The principles of open-data/code are fundamental to this research, this includes the following considerations: 

  • The full, multidimensional datasets that lead to publications have been published online on figshare. This includes both raw experimental data, and the extracted physical parameters of each structure. This approach is applied to allow other researchers to verify the results in the publications, as well as to use the data to perform their own investigations. 

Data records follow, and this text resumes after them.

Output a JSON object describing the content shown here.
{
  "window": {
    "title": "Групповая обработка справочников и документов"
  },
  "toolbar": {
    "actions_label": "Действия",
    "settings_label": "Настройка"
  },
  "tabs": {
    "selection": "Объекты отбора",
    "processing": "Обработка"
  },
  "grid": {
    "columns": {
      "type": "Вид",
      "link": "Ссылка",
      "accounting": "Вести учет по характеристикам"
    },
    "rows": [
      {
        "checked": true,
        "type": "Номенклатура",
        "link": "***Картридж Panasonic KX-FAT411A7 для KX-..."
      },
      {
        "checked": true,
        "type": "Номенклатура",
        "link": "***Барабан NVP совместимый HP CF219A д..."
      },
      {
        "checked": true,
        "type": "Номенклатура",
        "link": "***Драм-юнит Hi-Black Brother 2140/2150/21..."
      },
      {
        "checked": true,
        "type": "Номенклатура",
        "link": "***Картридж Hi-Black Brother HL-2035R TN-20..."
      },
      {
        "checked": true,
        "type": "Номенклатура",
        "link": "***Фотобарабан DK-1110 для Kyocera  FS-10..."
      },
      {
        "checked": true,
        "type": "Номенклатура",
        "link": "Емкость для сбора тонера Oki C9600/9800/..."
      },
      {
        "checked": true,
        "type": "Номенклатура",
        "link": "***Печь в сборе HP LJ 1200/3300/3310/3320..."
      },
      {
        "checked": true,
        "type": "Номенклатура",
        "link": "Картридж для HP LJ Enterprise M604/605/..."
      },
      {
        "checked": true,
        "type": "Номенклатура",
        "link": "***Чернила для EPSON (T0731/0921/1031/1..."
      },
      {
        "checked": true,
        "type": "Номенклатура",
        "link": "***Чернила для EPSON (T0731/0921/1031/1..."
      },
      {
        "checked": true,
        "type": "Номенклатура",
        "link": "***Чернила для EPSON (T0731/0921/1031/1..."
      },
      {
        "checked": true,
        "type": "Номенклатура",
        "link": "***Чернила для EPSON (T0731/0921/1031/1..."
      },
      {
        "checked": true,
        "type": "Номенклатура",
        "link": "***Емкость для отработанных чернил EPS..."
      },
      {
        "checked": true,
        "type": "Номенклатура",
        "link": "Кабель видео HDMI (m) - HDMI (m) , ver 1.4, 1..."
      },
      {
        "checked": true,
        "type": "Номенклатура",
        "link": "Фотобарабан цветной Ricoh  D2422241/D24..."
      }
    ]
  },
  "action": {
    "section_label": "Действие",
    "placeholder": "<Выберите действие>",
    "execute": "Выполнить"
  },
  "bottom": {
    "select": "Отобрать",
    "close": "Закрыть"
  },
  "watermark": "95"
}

  • As it can be complicated to get to grips with such a large dataset, we also provided analysis code on figshare and github, in the form of a Jupyter Notebook. This code provides users with an example of how to extract the dataset, plot the data and study correlations between different parameters. We also share our in-house developed hardware drivers 

  • To facilitate sharing of our research, the pre-prints of the papers associated with the project are all made freely available on the arXiv. 

Overcoming challenges

It can be challenging to get to grips with our large datasets, this is doubly so for external researchers who were not involved in collecting or structuring the data themselves. Therefore, the major challenge was to format of the datasets to make them as compressed, accessible and understandable as possibleThis was addressed by formatting the datasets as the widely used .h5 filetype, providing the relevant metadata to understand the content and, most importantly, providing example code which explains the structure of the dataset. 

Benefits of using these open research practices

We have found that having openly accessible datasets directly increases engagement in our work when in discussion with colleagues and when presenting at conferences – particularly because we can provide direct links to the data that we draw our conclusions from. This approach is accepted as best-practice in the field of advanced materials, which allows the most efficient use of experimental data and facilitates transparency in research. 

A further advantage is how the open datasets synergise with our publications: traffic to one of these drives interest in the other, which establishes our research portfolio.  

Top tip

In open-data experimental projects it is crucial to plan out structure of the datasets before measurements are performed. It can be a massive time-sink to modify the structure after-the-fact.